Impact of Fees and Charges

The final pension pot at age 67 depends not only on contributions but also on keeping costs low. For example, investing £1,000 monthly over 17 years, reducing total annual fund and platform charges from 1.5% to 0.5% could leave you around £27,000 better off, assuming a 5% return before charges. Fahy stressed: "That's why it’s important to shop around for the cheapest SIPP and keep the underlying investment costs low."

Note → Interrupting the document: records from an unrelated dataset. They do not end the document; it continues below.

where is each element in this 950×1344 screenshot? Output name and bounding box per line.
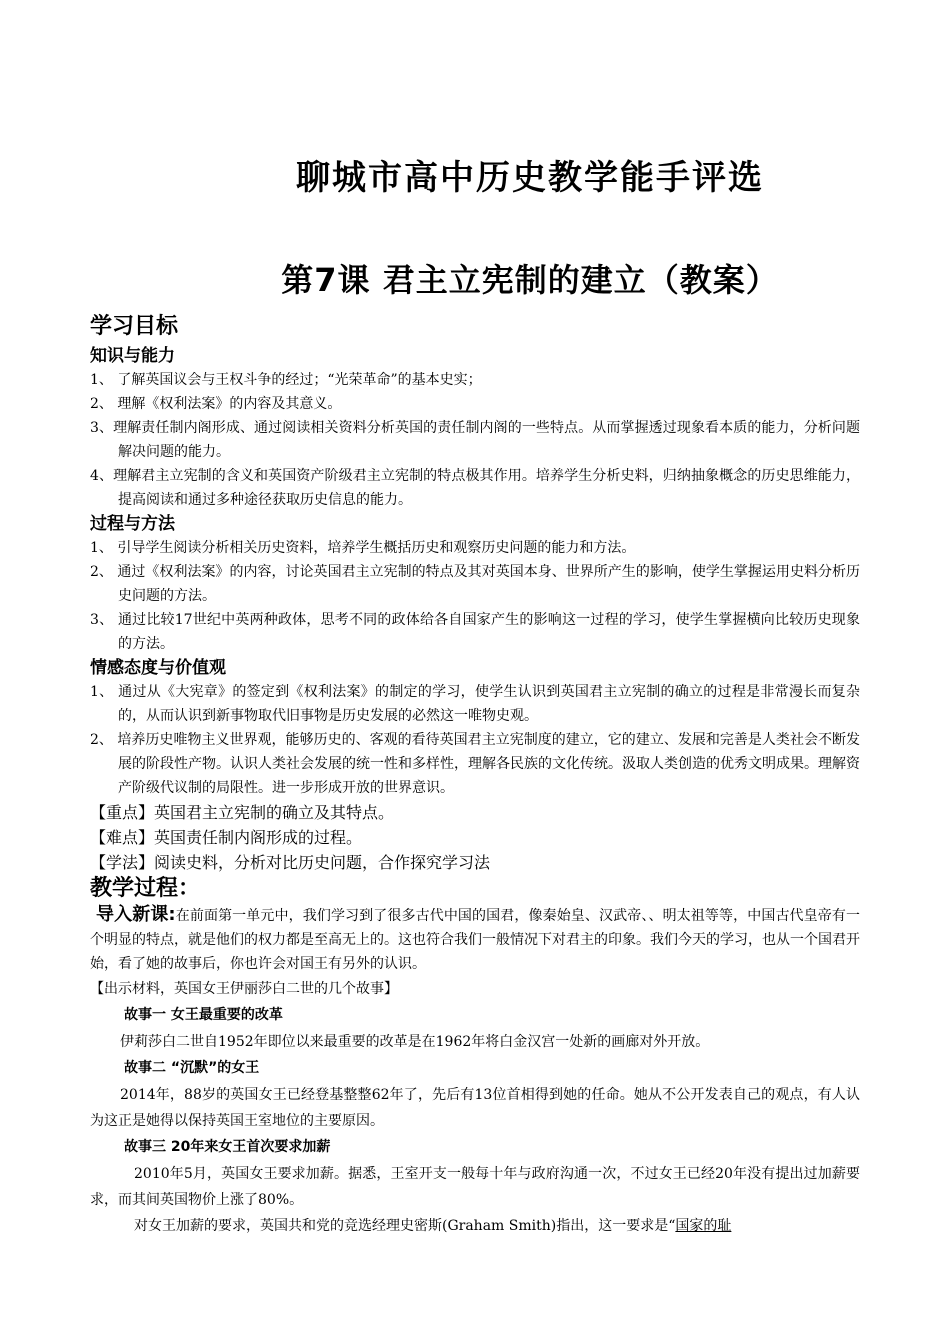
story-text: 2010年5月，英国女王要求加薪。据悉，王室开支一般每十年与政府沟通一次，不过女王已经20年没有提出过加薪要求，而其间英国物价上涨了80%。 (90, 1166, 860, 1208)
objectives-heading: 学习目标 (90, 314, 179, 339)
values-item: 1、 通过从《大宪章》的签定到《权利法案》的制定的学习，使学生认识到英国君主立宪制的确立的过程是非常漫长而复杂的，从而认识到新事物取代旧事物是历史发展的必然这一唯物史观。 (90, 684, 860, 724)
intro-text: 在前面第一单元中，我们学习到了很多古代中国的国君，像秦始皇、汉武帝、、明太祖等等，中国古代皇帝有一个明显的特点，就是他们的权力都是至高无上的。这也符合我们一般情况下对君主的印象。我们今天的学习，也从一个国君开始，看了她的故事后，你也许会对国王有另外的认识。 (90, 908, 860, 972)
story-title: 故事三 20年来女王首次要求加薪 (124, 1139, 331, 1155)
knowledge-item: 4、理解君主立宪制的含义和英国资产阶级君主立宪制的特点极其作用。培养学生分析史料，归纳抽象概念的历史思维能力，提高阅读和通过多种途径获取历史信息的能力。 (90, 468, 860, 508)
closing-underlined-text: 国家的耻 (675, 1218, 732, 1234)
story-text: 伊莉莎白二世自1952年即位以来最重要的改革是在1962年将白金汉宫一处新的画廊对外开放。 (120, 1034, 710, 1050)
story-title: 故事一 女王最重要的改革 (124, 1007, 283, 1023)
process-item: 1、 引导学生阅读分析相关历史资料，培养学生概括历史和观察历史问题的能力和方法。 (90, 540, 636, 556)
process-item: 3、 通过比较17世纪中英两种政体，思考不同的政体给各自国家产生的影响这一过程的学习，使学生掌握横向比较历史现象的方法。 (90, 612, 860, 652)
key-focus: 【重点】英国君主立宪制的确立及其特点。 (90, 803, 395, 822)
story-text: 2014年，88岁的英国女王已经登基整整62年了，先后有13位首相得到她的任命。她从不公开发表自己的观点，有人认为这正是她得以保持英国王室地位的主要原因。 (90, 1087, 860, 1129)
key-method: 【学法】阅读史料，分析对比历史问题，合作探究学习法 (90, 853, 491, 872)
intro-paragraph (90, 903, 860, 976)
knowledge-item: 1、 了解英国议会与王权斗争的经过；“光荣革命”的基本史实； (90, 372, 482, 388)
intro-label: 导入新课: (96, 904, 176, 925)
closing-text: 对女王加薪的要求，英国共和党的竞选经理史密斯(Graham Smith)指出，这一要求是“ (134, 1218, 676, 1234)
closing-paragraph (90, 1213, 860, 1239)
document-body (90, 308, 860, 1239)
values-heading: 情感态度与价值观 (90, 658, 226, 678)
teaching-process-heading: 教学过程： (90, 876, 201, 901)
process-heading: 过程与方法 (90, 514, 175, 534)
knowledge-item: 3、理解责任制内阁形成、通过阅读相关资料分析英国的责任制内阁的一些特点。从而掌握透过现象看本质的能力，分析问题解决问题的能力。 (90, 420, 860, 460)
key-difficulty: 【难点】英国责任制内阁形成的过程。 (90, 828, 363, 847)
knowledge-item: 2、 理解《权利法案》的内容及其意义。 (90, 396, 342, 412)
material-note: 【出示材料，英国女王伊丽莎白二世的几个故事】 (90, 981, 398, 997)
values-item: 2、 培养历史唯物主义世界观，能够历史的、客观的看待英国君主立宪制度的建立，它的建立、发展和完善是人类社会不断发展的阶段性产物。认识人类社会发展的统一性和多样性，理解各民族的文化传统。汲取人类创造的优秀文明成果。理解资产阶级代议制的局限性。进一步形成开放的世界意识。 (90, 732, 860, 796)
story-title: 故事二 “沉默”的女王 (124, 1060, 260, 1076)
knowledge-heading: 知识与能力 (90, 346, 175, 366)
process-item: 2、 通过《权利法案》的内容，讨论英国君主立宪制的特点及其对英国本身、世界所产生的影响，使学生掌握运用史料分析历史问题的方法。 (90, 564, 860, 604)
lesson-title: 第7课 君主立宪制的建立（教案） (281, 261, 779, 299)
contest-title: 聊城市高中历史教学能手评选 (296, 158, 764, 198)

Money Saving Expert's top DIY SIPP providers include AJ Bell, Fidelity, Interactive Investor, Hargreaves Lansdown, and InvestEngine. Professionally-managed platforms include AJ Bell, Interactive Investor, and Vanguard. Fees range from 0% to 0.45%.

Retirement Income Targets

According to the Pensions and Lifetime Savings Association (PLSA) standards, a single person needs £32,700 a year after tax for a moderate retirement, assuming no mortgage or rent. After accounting for the full state pension, a private pension pot of roughly £335,000 to £505,000 may be required, based on typical annuity income levels.

Fahy noted that how you build your pension pot depends partly on employment status. Employees should contribute enough to receive the maximum employer match, as not doing so is effectively turning down free money. He concluded: "So if you are 50 with no pension pot, the best time to start saving for retirement was yesterday. The second-best time is today."